For over a decade, adaptation was kept off the policy agenda by those who
feared it would attenuate support for reducing emissions. Yet any
reduction in greenhouse-gas concentrations would take decades. Adaptation
has a faster response time cycle and a closer coupling with innovation and
incentive structures. It thereby confers more protection more quickly on
more people, especially the poor currently dependent on marginal
ecosystems.

Top-down creation of a global carbon market to drive down carbon emissions
was never going to revolutionize the world's energy system in time, much
less build resilience to climate change.

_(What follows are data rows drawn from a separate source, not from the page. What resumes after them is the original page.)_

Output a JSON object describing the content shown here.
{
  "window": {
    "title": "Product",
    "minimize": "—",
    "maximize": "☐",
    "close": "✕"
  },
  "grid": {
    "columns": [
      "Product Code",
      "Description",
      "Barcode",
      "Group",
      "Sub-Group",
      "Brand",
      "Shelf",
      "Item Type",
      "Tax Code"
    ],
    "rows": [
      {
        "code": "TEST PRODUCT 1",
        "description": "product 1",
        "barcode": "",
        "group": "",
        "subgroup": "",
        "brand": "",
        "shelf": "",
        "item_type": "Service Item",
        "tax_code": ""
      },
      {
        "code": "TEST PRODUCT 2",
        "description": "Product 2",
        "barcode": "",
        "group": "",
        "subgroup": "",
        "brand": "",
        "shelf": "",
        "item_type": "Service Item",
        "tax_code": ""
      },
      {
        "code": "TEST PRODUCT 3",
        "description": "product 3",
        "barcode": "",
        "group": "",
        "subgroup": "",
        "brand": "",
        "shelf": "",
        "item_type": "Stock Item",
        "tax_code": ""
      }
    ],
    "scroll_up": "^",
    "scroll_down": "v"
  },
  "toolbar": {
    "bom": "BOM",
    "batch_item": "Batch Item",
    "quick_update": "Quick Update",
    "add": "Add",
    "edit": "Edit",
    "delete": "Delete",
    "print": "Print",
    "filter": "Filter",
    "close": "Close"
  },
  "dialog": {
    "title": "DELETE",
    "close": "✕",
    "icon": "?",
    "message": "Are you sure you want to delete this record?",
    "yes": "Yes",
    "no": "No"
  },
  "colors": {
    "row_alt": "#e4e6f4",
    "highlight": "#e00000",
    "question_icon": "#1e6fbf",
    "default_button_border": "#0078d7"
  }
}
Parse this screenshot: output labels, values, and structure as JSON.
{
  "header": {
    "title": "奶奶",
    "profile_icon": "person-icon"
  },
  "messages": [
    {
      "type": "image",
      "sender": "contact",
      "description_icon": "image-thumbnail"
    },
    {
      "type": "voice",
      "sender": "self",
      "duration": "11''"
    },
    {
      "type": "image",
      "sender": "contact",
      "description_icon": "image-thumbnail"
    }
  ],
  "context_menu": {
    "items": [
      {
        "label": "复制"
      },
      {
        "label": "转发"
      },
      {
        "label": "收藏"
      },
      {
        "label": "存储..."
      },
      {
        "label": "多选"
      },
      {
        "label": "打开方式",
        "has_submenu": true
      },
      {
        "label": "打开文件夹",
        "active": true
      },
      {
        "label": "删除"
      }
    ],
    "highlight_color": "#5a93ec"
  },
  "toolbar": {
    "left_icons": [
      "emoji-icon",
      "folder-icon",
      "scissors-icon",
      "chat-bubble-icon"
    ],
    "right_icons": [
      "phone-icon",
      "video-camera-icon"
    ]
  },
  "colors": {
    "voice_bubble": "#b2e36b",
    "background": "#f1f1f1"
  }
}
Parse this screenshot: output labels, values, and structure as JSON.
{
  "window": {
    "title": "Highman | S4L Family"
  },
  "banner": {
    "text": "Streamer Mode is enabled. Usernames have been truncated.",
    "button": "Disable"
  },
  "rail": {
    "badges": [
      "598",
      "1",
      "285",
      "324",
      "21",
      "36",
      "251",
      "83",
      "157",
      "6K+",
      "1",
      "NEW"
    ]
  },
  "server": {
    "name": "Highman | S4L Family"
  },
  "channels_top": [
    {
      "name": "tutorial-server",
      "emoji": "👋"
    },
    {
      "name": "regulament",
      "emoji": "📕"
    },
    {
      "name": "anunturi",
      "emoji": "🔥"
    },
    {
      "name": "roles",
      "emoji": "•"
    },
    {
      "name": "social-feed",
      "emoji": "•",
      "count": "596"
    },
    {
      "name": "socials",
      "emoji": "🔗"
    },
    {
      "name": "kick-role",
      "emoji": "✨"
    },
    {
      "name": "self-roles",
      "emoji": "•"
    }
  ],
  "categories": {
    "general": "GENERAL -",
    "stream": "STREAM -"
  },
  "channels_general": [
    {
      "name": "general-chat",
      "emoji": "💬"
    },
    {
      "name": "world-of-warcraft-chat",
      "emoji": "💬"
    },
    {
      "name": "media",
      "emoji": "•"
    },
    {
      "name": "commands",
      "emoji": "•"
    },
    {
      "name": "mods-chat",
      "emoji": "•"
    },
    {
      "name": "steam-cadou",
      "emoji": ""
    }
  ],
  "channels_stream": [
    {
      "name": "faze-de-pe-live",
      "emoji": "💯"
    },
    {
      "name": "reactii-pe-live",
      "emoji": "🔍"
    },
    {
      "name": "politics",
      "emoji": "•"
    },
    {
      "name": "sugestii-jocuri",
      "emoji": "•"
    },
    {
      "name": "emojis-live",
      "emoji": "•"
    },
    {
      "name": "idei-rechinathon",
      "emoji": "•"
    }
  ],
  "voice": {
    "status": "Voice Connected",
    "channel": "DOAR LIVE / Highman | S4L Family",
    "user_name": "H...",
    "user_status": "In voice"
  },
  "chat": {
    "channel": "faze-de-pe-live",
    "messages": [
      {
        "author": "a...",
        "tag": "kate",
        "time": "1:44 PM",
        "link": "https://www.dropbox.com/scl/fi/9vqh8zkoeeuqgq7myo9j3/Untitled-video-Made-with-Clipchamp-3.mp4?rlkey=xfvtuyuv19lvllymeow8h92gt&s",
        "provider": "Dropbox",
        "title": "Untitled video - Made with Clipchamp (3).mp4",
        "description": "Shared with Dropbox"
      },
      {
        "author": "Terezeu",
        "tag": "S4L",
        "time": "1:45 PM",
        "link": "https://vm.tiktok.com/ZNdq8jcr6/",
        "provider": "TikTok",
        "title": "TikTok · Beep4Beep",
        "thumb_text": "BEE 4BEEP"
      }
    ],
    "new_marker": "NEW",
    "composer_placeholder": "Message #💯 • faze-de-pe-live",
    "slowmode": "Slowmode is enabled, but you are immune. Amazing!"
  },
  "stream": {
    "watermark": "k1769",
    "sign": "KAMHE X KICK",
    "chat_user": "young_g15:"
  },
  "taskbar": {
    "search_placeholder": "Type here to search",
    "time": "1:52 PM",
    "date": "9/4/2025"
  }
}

It cannot deliver the escape
velocity required to get investment in technological innovation into orbit
before mid-century. That calls for something else: wartime levels of
public investment in energy technology.

Without major investment in research and development, the technology
needed for a viable emissions-reduction strategy will not be available in
time. The International Energy Agency predicts a doubling of global demand
for energy from present levels in the next 25 years. Yet, as the IEA also
documents, government budgets for energy R&D were slashed by 40% since
1980.

The good news is that the political stars are auspiciously aligned. In the
U.S., voices as various as Al Gore and the American Enterprise Institute
have supported increasing research investments in energy technologies. In
2006, the president of the U.K.'s Royal Society supported the idea that
major public investment in R&D should be kick-started in research
facilities like the U.S. National Laboratories by a new Manhattan Project
of research into new and/or highly improved energy technologies.

It seems reasonable for the world's leading economies (and carbon
emitters) to invest as much money in this challenge as they have in
military R&D (currently $75 billion-$80 billion annually in the U.S.).
This investment program must be designed to avoid government bureaucrats
"picking winners" from among the candidate technologies, and "Manhattan
II" does not need the agreement of 170 countries. The program would
provide incentives, like R&D spinoffs and profits, for the emergent big
emitters, China and India, to join the process.

What would be the best outcome from Bali? It would be a post-Kyoto regime
that ditches universalism with respect to mitigation efforts: Fewer than
20 countries are responsible for about 80% of the world's emissions. It
would make a serious commitment to technological innovation. And it would
agree to spend as much time and money on adaptation as on mitigation.

Mr. Prins is director of the Mackinder Centre at the London School of
Economics & Political Science. Mr. Rayner is director of the James Martin
Institute at the University of Oxford.